McKee’s entire life was shadowed in poverty. He enlisted in 1777 and became a member of Samuel Patton’s Ranging Third Company, 6th Cumberland County Battalion, attached to the 7th Pennsylvania Line. Private McKee saw his first military action in September at the Battle of Brandywine followed by Germantown.

A seasoned soldier by 1778, Hugh McKee distinguished himself in the Battle of Monmouth Courthouse, New Jersey. On November 14, 1778, at the Valley Forge encampment, he received his Second Lieutenant commission.

Assigned in 1779 to the Intelligence Department on General George Washington’s staff, McKee worked among the Western Indian Tribes.

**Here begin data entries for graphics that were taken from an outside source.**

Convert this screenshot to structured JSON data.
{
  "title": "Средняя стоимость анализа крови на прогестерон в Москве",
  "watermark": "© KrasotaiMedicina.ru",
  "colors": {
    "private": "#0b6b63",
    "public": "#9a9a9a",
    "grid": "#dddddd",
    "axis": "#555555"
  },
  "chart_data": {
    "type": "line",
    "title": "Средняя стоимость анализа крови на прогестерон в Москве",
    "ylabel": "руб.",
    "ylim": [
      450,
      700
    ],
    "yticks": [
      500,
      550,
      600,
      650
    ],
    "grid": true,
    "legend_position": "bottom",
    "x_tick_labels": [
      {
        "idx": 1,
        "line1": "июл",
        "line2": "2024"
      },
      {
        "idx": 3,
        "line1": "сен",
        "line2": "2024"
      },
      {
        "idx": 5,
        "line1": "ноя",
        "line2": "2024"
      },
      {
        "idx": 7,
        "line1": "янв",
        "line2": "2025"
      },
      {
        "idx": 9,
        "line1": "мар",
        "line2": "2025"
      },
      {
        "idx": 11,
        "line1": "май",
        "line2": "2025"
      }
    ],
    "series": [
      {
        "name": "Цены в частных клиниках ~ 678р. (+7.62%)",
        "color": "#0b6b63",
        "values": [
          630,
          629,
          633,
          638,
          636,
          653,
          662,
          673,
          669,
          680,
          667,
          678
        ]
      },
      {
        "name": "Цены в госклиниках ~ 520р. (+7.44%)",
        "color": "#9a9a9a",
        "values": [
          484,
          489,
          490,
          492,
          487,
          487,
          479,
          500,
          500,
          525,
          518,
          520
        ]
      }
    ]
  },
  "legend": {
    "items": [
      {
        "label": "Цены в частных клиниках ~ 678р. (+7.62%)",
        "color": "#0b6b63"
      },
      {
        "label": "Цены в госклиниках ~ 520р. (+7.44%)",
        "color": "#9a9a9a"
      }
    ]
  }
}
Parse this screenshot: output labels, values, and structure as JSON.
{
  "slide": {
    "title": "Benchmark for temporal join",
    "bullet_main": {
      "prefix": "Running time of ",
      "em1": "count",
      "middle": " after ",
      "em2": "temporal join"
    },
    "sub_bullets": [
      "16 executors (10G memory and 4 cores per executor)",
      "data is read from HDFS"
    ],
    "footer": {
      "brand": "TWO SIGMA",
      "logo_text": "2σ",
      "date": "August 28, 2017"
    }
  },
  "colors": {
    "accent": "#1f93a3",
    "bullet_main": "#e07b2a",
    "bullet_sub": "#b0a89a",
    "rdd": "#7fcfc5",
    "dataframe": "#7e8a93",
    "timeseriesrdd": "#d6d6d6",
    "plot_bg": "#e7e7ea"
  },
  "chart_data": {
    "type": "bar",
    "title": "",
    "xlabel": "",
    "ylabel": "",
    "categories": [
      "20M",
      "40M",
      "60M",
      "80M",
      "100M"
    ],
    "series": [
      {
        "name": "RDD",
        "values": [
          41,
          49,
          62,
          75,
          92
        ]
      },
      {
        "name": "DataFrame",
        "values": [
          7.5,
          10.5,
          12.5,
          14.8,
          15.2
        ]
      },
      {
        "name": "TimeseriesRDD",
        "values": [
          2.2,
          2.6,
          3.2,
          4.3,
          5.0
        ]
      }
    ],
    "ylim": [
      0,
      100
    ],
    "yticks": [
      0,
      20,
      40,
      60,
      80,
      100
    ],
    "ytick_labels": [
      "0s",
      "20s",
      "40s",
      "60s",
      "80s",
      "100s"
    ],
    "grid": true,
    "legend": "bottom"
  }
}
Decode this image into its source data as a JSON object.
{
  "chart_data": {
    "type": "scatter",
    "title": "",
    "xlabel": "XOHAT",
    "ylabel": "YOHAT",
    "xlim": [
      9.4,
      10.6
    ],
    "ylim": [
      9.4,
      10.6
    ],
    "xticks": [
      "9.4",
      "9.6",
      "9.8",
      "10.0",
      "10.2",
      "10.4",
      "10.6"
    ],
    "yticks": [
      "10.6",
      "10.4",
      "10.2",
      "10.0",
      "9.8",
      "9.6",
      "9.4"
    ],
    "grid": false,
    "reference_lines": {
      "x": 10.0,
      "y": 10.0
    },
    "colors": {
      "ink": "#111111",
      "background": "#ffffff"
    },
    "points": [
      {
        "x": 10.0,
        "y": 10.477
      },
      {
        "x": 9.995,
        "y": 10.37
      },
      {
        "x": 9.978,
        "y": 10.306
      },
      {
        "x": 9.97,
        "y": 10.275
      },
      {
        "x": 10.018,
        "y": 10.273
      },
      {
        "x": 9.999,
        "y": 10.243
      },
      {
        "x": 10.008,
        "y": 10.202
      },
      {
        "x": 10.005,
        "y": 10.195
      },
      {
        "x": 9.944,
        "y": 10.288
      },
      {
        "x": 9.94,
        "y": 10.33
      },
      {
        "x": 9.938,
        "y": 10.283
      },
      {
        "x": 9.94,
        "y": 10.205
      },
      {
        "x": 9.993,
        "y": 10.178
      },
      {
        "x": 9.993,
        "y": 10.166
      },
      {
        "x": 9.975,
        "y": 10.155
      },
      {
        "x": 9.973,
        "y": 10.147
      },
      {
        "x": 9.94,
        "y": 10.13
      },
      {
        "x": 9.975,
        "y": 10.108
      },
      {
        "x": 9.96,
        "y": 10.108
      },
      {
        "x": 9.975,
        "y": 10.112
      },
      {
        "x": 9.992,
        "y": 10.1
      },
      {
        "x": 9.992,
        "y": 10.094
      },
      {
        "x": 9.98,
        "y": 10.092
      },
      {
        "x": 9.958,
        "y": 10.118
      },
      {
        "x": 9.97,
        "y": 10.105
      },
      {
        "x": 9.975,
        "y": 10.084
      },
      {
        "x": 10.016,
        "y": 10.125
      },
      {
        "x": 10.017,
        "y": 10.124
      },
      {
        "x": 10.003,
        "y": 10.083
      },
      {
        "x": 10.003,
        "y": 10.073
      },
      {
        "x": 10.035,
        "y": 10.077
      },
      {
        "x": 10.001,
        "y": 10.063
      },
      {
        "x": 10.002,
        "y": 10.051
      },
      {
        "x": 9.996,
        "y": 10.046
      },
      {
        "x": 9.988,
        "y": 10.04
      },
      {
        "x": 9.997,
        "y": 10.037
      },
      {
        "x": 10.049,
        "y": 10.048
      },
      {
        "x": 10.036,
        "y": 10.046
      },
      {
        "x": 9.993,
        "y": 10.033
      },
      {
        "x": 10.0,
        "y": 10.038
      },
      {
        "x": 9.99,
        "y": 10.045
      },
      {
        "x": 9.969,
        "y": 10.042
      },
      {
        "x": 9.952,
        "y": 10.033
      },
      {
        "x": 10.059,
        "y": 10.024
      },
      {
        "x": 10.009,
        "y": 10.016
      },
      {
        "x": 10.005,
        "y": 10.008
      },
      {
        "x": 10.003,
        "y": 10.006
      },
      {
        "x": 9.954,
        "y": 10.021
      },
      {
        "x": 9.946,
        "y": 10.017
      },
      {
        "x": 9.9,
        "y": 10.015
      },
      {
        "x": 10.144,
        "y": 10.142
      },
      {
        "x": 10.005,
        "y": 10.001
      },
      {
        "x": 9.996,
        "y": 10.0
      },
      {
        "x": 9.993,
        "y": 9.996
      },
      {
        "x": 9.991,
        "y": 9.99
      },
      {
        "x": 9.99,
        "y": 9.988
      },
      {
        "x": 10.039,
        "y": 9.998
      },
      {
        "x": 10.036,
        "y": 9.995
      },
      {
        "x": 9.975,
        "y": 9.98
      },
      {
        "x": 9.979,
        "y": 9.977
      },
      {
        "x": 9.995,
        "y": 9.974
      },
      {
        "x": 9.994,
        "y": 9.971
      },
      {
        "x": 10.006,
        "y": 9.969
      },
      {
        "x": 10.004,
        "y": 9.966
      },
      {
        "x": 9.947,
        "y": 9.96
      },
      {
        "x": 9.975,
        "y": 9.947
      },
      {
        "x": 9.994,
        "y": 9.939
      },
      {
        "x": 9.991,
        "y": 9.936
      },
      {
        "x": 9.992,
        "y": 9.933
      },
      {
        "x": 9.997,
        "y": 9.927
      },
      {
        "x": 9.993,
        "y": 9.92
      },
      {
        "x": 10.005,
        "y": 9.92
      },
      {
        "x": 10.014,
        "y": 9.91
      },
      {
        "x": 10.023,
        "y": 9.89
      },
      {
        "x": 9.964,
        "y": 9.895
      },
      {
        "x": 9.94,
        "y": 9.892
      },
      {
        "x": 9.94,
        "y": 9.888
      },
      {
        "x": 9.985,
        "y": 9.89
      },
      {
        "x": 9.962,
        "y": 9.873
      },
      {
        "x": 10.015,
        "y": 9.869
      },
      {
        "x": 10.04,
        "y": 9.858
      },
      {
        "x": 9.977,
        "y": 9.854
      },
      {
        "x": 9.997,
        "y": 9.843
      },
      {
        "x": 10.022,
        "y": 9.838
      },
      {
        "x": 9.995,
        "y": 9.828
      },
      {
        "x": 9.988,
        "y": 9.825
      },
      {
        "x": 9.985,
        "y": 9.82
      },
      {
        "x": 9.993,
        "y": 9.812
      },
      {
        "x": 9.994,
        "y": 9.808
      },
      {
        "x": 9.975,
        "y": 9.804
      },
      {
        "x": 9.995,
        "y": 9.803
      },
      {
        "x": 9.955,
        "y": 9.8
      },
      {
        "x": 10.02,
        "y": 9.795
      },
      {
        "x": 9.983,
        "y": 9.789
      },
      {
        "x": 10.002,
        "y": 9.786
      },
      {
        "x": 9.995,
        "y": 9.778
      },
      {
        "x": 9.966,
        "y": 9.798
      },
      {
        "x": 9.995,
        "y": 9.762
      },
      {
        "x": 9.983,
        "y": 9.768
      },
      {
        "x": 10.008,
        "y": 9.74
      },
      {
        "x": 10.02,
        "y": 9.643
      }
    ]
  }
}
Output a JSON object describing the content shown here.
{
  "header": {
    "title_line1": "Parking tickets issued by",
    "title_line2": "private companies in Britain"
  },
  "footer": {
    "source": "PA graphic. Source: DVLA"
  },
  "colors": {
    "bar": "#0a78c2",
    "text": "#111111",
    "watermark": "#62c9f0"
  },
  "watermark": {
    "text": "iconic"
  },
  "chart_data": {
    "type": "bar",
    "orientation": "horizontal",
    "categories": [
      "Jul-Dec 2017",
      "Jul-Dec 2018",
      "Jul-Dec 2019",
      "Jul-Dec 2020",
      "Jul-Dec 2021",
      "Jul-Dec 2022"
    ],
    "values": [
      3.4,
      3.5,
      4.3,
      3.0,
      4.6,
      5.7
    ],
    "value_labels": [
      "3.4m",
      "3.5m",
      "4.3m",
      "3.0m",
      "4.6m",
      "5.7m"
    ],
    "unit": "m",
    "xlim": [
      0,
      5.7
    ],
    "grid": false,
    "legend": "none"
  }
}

Following the Wyoming Massacre, he met Washington at the Morristown Camp and became a confidential messenger to the Six Nations in an effort to get the Iroquois neutrality. Witnessing the destruction of the Iroquois Federation, he accompanied the Sullivan Expedition as a guide and interpreter, participating in the Battle of Newton.

Continuing services among the Ohio Indians, McKee returned to Shawneetown, his birthplace, and made it his new headquarters. His tireless work prevented a union of the British led Northwest tribes, which would have devastated the settlements of Western Pennsylvania and defeated the war of freedom. In 1782, he rejoined Captain Love’s company serving until its disbandment.

Hugh McKee resigned from the military in 1783, retiring to his father’s home in Westmoreland County, Pennsylvania. He married Elizabeth Watson Thompson on December 30, 1793. Together they raised seven children. In 1815 with his War of 1812 military duties completed, Captain McKee moved his family to Perry Township, Jefferson County, Pennsylvania. He saw Punxsutawney established in 1816, and became one of the town’s earliest settlers.

On March 21, 1821, Hugh McKee met his accidental death repairing his cabin. A log rolled from the roof and fell on top of him. At the foot of a woodland covered hillside, now named the Old North Findley Street Cemetery, his burial plot was cleared to welcome the first person and veteran buried in the Punxsutawney Cemetery.